I havent traded in them but Im familiar with how they work/what they are.
What's the qu?
I need to have a basic working knowledge on what they are, who would use them, when and why. (I have an exam coming up which covers a wide range of things financial, and CDSs are completely new to me.) I have read the text time and time again but it isn't sinking in.
Is that something you can help with?
A CDS is little more than an insurance product to protect a lender from a default (or other credit event like bankruptcy etc) on his loan to the borrower.
The lender arranges his insurance with a counterparty and the borrower has no involvement.
The "insurance" is linked to a specified loan object (might be a bond for example) and it is default of any payments due under THAT object only that triggers the insurance pay out.

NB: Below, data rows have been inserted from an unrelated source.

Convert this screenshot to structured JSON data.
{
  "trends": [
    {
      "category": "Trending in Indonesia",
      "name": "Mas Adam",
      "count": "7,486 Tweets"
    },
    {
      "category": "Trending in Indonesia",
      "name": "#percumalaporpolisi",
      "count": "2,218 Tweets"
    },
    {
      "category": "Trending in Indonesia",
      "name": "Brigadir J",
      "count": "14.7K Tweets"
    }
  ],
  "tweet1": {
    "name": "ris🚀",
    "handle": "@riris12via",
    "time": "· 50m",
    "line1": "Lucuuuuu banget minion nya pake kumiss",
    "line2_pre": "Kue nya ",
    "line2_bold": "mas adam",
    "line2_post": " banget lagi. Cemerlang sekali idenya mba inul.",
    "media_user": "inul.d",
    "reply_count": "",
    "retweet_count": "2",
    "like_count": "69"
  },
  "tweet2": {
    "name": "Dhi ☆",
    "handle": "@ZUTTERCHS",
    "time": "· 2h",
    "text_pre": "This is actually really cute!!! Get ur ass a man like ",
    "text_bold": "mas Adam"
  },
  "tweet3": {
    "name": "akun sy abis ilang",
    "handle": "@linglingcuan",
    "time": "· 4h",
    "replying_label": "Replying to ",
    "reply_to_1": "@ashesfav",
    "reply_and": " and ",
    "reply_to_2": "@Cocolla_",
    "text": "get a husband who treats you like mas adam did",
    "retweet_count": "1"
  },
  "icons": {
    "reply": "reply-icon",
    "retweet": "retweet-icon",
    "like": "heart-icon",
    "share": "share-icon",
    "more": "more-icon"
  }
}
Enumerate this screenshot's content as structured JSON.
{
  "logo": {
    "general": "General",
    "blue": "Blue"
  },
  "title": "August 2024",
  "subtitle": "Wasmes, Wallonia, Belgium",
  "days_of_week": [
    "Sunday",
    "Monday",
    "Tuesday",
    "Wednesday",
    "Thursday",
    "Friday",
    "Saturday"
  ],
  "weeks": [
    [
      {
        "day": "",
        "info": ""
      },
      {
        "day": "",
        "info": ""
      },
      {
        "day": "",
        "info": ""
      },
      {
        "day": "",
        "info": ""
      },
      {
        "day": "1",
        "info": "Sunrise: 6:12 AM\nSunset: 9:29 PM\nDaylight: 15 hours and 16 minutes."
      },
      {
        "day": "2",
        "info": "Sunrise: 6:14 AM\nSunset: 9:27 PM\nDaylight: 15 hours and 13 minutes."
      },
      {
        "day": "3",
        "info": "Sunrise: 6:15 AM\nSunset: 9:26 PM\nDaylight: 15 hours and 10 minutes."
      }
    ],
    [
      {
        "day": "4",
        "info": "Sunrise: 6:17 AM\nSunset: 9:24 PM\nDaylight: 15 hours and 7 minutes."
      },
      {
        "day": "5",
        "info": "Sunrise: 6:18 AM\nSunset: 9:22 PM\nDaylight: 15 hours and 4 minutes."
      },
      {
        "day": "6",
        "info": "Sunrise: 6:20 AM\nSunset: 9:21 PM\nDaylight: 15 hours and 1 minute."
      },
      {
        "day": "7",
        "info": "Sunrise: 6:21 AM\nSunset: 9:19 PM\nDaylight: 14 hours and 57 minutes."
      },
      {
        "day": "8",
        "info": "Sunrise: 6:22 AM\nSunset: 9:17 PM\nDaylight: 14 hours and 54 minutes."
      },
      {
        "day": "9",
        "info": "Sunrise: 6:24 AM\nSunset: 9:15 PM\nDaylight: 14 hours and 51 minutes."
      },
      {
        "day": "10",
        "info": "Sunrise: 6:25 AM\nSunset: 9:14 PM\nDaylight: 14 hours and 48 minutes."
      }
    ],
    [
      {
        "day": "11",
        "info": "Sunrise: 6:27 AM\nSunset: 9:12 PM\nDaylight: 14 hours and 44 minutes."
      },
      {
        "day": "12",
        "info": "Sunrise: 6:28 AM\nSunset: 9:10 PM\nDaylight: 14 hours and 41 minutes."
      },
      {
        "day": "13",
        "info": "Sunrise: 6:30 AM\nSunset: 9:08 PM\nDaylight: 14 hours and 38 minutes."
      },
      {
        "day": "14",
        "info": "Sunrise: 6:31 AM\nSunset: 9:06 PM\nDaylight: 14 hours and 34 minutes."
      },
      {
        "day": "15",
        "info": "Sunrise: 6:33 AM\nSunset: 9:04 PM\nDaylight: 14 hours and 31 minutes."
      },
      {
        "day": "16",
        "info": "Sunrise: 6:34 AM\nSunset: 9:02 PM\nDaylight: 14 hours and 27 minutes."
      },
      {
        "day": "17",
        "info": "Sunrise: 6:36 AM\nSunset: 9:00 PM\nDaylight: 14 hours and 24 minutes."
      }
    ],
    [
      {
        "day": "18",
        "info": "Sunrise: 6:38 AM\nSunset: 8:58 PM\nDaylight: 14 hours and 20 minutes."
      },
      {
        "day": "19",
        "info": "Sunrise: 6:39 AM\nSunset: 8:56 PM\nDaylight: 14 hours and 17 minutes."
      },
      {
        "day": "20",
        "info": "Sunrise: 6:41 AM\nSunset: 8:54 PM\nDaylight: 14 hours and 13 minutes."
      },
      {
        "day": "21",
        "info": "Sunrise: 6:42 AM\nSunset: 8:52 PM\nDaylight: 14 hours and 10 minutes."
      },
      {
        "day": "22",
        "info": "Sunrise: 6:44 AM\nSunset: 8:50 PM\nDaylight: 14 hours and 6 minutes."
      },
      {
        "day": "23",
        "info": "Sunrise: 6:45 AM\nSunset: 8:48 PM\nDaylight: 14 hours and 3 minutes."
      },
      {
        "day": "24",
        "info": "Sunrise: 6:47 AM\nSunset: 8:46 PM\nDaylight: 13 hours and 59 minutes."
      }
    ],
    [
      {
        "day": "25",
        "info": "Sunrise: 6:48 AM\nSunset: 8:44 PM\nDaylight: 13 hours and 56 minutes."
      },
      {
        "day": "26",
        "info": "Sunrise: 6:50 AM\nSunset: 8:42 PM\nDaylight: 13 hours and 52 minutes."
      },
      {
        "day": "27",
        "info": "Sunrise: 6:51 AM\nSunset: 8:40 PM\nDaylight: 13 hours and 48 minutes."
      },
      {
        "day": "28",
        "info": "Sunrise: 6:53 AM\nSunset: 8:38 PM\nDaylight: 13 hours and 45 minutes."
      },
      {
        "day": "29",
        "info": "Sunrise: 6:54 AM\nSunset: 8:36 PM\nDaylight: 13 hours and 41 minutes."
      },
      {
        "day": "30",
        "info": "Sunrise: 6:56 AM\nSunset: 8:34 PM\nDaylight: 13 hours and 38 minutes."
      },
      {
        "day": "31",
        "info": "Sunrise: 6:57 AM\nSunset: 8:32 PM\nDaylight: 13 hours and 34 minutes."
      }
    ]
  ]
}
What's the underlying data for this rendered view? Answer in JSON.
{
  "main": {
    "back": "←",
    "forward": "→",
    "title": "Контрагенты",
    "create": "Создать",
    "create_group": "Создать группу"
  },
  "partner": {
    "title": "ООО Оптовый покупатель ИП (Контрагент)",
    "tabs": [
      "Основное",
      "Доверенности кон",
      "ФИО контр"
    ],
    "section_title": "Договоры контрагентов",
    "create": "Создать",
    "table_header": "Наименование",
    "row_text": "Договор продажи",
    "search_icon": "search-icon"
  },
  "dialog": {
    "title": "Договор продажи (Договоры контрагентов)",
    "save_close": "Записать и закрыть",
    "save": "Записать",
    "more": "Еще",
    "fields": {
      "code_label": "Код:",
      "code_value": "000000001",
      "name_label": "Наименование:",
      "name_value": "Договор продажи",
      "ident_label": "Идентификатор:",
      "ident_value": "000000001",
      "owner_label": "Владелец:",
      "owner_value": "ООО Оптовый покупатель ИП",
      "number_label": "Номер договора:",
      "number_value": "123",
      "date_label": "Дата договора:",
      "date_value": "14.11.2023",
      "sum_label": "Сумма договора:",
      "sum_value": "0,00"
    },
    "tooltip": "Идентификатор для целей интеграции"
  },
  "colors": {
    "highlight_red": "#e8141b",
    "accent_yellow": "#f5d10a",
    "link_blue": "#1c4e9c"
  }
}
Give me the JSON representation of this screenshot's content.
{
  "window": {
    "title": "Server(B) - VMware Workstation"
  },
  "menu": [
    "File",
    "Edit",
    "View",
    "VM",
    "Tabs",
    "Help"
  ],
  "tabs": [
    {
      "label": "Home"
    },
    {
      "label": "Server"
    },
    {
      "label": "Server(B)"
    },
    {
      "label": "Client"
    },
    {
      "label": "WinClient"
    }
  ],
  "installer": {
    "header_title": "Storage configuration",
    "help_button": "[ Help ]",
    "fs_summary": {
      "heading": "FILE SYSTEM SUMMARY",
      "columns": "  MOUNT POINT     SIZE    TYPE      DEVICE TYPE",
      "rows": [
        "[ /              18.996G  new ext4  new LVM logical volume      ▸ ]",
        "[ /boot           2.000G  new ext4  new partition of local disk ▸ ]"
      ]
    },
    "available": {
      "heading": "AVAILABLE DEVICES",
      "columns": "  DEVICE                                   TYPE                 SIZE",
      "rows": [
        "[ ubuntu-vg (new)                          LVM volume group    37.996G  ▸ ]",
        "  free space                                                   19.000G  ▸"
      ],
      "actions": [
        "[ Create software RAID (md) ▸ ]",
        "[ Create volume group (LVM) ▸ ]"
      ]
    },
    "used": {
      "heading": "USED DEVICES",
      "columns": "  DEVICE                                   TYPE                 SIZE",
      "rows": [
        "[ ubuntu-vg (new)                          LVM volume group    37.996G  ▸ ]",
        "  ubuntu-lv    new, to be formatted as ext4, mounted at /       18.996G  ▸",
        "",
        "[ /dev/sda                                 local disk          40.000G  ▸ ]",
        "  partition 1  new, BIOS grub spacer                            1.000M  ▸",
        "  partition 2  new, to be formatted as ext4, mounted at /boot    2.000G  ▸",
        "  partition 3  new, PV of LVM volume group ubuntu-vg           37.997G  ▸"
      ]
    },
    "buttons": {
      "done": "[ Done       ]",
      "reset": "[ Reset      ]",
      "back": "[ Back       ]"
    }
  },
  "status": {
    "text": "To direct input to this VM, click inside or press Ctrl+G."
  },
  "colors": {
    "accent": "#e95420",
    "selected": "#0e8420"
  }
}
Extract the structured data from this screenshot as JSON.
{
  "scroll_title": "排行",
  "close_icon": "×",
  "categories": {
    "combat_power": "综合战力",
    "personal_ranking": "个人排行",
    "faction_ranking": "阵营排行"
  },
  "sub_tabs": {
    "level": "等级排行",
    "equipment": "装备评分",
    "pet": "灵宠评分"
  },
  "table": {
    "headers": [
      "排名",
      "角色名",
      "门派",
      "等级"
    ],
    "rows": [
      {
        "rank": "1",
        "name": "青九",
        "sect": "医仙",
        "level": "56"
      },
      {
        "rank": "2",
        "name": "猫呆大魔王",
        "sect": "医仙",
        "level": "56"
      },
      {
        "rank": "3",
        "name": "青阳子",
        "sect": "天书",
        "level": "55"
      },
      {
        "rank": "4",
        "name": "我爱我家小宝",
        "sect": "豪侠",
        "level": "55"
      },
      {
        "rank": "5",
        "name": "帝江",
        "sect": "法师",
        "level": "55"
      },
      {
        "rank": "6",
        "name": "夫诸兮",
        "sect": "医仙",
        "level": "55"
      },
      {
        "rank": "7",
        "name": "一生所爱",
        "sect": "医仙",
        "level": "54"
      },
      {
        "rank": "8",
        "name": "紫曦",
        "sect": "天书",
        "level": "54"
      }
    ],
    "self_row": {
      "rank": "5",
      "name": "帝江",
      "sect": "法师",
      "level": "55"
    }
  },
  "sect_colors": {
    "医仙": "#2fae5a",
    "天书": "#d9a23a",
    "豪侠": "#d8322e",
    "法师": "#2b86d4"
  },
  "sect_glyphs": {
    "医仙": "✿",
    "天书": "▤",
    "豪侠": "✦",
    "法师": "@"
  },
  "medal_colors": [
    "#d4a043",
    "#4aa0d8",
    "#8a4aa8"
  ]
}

The pay out is usually the face value of the bond that has been defaulted
This is a tool of hedging and helps investors cover exposure as well as provides an opportunity for arbitrage where the cost of the insurance is less than the risk premium on the debt.
You can buy this insurance without actually owning a loan to the borrower - thats called a "naked" CDS. Again you peg the insurance to a specific debt object and are now effectively gambling that the borrower will default and youre betting that the chance of that is higher than the chance reflected by the market pricing of the insurance premium (margin).
The margin is quoted as a percentage of the debt being insured, say 40bps (40bps = 0.40%) per annum, usually paid in quarters and usually for a term specified.
Sovereign CDSs are big news at the moment with Angela Merkel and Sarko threatening to ban naked CDSs in sovereign bonds because they seem to erroneously think that people betting on a falling currency exacerbate things too much. Rather smacks of shooting the messenger to me.
Does that help? Ask away if you want anything clarified. As I said, Im not a pro at CDSs but have seen them used.
Thanks Stoner I'll look back at my notes and see where your comments tie in. I do understand a bit more now... would it be better to email you with any more questions?
feel free, although Im sure the likes of TJ and Ernie are also keen to understand how to make money by betting against an institution! 😉
Im sure the likes of TJ and Ernie are also keen to understand how to make money by betting against an institution!
Very good! 
As a basic explanation Stonor is pretty much there, however they are generally physically settled so if a referenced entity triggers the default then a bond meeting the terms of the agreement needs to be delivered. Cash settlement was common before the Long Term Capital Management collapse but following that physically settlement became the market standard. Normally a wide variety of bonds or loans would be deliverable under the contract, likewise the default clause would typically cover all bonds, loans of the issuer but can be even wider.